Boyle County native Ricky Smith was attending a Christian church service about five years ago when he had an unusual epiphany — he was an atheist.
Smith, 46, says he is the county resident who recently met with Boyle County Judge-Executive Harold McKinney about the issue of Judeo-Christian prayers during public meetings. As a result, county magistrates voted to change the invocation to a “moment of silence.”
A 1984 Boyle County High School graduate who has lived in the county his entire life, Smith had attended several fiscal court sessions because he hoped to run for political office. He says his dreams were shattered when he felt like a “second-class citizen” during the prayer portion of the meeting.
“Being expected to pray just to be a part of local government is not going to work for me, nor would it work for Jews, Buddhists, Hindus, Muslims, pagans or Wiccans,” Smith said.
When Smith accepted his atheism, he did not plan to become an activist for the separation of church and state. He met privately with McKinney and has unsuccessfully attempted several times to meet with Danville Mayor Bernie Hunstad about the prayers conducted at Danville City Commission meetings.
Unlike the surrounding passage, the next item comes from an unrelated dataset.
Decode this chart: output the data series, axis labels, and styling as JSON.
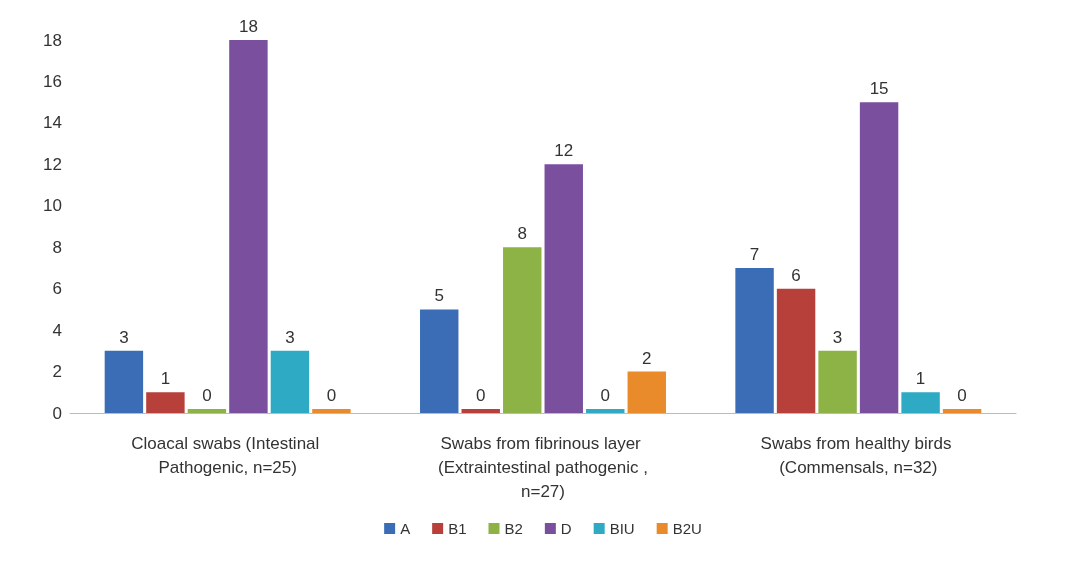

Even though Smith deliberately did not express his views publicly, an unknown person using the website Topix “outed” Smith as an atheist and the person responsible for ending public prayer during Fiscal Court meetings. A former friend also made disparaging remarks about Smith on Facebook, and a few people made harassing telephone calls to his residence, he said.
“They’re getting down right mean,” Smith said.
He noted that if ridiculing a man’s weight and lack of religious beliefs is a proper Christian attitude, then he is now even more convinced that atheism is the right path for his life.
“I’ve become a better person since I realized I was an atheist,” Smith said. “I am much more tolerant now.”
When Smith was attending Christian church services, he felt “brainwashed” into being prejudiced against all homosexuals as well as heterosexual people who had premarital sex.
“People are not understanding that freedom of religion also means freedom from religion,” Smith said. “We are in a diverse country.”
Smith said he and other taxpayers who are not Christians should not have their money used for promoting Christianity, especially since the U.S. Constitution mandates the separation of church and state. He hopes the Fiscal Court will continue the “moment of silence” and stop having prayer meetings in the fiscal courtroom right before the official sessions.
“It’s still not a separation of church and state to openly have Christian prayers right before a public meeting,” Smith said.
Smith does not intend to stop fighting for the cause despite the insults and borderline threats made against him, but hopes people who have similar beliefs will also come forward.
Smith is also concerned about the potential implications of local officials voting against civil rights laws.
“We would still have slavery if government leaders can just say the majority vote overrides basic civil rights,” Smith said. “Women would probably still be unable to vote. A Muslim could become President of the United States and order everyone to bow down and pray to Allah.”